The episode ends with a brief moment of Sherlock about to tell Alfredo the truth but it quickly returns back to Joan and Sherlock’s apartment where she gives him a gift for his one year anniversary of sobriety.
She tells him it wasn’t expensive, it’s a little dark and not for everyone, but suited him. She wanted him to have it so that he knows that someone is thinking of him.
She leaves the room and cautiously he opens it and it’s a smart directorial and narrative move to not immediately show what the sign says and just let the camera take in his reaction.
This would seem sparse if Miller wasn’t so precise with the subtleties of facial acting.
The camera swoops around to read the quote and it’s by Robert Frost, the one quoted above and how absurdly fitting? It likens itself to his battle with addiction (a battle so tactfully shown), it’s his battle with his own detail oriented psyche, and it’s a look at the possible dark days ahead. But rather than being completely and utterly morbid for such a happy milestone, it also promises hope and perseverance and the need to accomplish something before turning back.
Sherlock Holmes and Robert Frost mentioned in the same episode? Consider me a happy viewer.

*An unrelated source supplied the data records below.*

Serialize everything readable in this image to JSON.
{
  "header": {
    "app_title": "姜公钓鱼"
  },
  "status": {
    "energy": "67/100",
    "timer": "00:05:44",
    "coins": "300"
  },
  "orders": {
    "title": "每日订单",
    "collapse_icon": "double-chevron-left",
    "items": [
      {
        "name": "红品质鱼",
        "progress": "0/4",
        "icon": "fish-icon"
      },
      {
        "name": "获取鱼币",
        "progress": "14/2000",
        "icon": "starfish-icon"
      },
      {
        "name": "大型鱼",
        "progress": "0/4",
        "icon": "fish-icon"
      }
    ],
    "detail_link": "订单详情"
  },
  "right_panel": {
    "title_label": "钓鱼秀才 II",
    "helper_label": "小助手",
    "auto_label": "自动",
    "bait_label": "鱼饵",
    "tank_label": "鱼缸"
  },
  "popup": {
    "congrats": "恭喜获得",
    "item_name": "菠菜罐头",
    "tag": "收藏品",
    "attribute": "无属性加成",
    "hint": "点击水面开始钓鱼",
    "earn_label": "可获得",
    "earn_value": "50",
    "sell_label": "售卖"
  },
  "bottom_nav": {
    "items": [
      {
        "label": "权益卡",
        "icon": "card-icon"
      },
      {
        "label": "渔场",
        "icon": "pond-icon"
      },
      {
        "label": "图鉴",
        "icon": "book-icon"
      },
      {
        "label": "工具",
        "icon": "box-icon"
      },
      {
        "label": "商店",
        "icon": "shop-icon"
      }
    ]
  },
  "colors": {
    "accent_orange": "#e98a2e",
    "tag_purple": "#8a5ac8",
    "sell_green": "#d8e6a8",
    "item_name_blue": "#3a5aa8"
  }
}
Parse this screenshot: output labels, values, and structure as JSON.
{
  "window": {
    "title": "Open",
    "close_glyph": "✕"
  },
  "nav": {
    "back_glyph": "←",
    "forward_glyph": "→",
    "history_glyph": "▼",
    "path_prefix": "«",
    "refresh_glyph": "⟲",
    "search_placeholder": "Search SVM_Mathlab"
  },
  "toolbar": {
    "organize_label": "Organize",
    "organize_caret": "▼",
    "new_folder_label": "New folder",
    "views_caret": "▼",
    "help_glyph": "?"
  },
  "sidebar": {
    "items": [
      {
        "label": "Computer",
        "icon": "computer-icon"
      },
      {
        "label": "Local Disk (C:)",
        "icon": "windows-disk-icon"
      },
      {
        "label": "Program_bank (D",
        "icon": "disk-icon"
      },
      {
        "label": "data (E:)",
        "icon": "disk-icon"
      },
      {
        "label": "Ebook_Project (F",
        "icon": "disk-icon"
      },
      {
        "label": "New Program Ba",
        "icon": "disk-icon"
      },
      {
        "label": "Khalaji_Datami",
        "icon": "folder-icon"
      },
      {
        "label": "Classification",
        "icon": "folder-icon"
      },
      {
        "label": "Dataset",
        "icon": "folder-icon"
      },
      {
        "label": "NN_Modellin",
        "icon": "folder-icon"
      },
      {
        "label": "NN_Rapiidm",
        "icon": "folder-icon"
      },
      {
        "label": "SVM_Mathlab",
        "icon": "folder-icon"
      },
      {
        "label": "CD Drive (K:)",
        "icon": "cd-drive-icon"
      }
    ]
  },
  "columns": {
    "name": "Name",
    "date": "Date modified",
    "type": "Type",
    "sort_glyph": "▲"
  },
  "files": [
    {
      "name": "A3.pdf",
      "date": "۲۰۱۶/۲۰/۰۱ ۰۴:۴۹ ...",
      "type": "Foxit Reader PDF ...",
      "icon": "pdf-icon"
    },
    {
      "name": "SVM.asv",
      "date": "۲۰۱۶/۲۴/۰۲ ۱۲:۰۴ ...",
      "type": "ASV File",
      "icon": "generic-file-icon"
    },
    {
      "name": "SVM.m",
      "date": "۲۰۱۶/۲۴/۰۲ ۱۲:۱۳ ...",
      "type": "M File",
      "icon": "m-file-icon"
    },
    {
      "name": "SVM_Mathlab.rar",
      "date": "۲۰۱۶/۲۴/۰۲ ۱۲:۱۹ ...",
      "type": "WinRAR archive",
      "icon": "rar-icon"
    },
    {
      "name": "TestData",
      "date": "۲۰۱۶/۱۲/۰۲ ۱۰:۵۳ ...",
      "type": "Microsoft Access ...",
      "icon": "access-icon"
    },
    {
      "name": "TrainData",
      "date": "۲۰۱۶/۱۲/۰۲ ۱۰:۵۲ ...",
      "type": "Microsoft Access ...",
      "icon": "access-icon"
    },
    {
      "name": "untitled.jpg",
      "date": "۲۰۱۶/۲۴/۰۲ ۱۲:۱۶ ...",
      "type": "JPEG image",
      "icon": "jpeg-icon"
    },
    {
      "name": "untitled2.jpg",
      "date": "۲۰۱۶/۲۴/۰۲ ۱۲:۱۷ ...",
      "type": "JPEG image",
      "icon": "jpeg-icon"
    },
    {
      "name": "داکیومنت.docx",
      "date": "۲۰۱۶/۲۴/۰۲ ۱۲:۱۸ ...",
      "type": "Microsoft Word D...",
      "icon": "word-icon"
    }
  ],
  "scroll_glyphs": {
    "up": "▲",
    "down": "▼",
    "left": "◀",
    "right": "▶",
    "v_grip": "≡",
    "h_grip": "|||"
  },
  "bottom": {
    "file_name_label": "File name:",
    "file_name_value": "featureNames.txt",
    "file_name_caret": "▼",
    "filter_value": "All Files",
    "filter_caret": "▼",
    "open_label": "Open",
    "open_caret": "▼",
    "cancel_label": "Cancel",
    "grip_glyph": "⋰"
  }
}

I urge television aficionados, Sherlock Holmes addicts, and those who have a spare hour, to watch this show. It isn’t too late even though the season’s sadly drawing to a close. I was never a fan of criminal procedurals—I still am not and you won’t find me picking up the remote to watch Criminal Minds any time soon—but there’s a spark about this show that’s interesting to watch. It had a shaky beginning but somewhere around the middle (around the still best episode to date “M.”) it found its footing and began presenting consistently good episodes week after week. I haven’t felt this excited about a new series in a long time. Glee crashed and burned, I knew I was going to obsess over Game of Thrones due to previously reading the books, and The Newsroom never really captured my interest like it did in the series premiere. So while Elementary doesn’t necessarily touch the technical quality of some other new shows this season, nor is it the best, it undoubtedly makes up for it with its warmth and charm.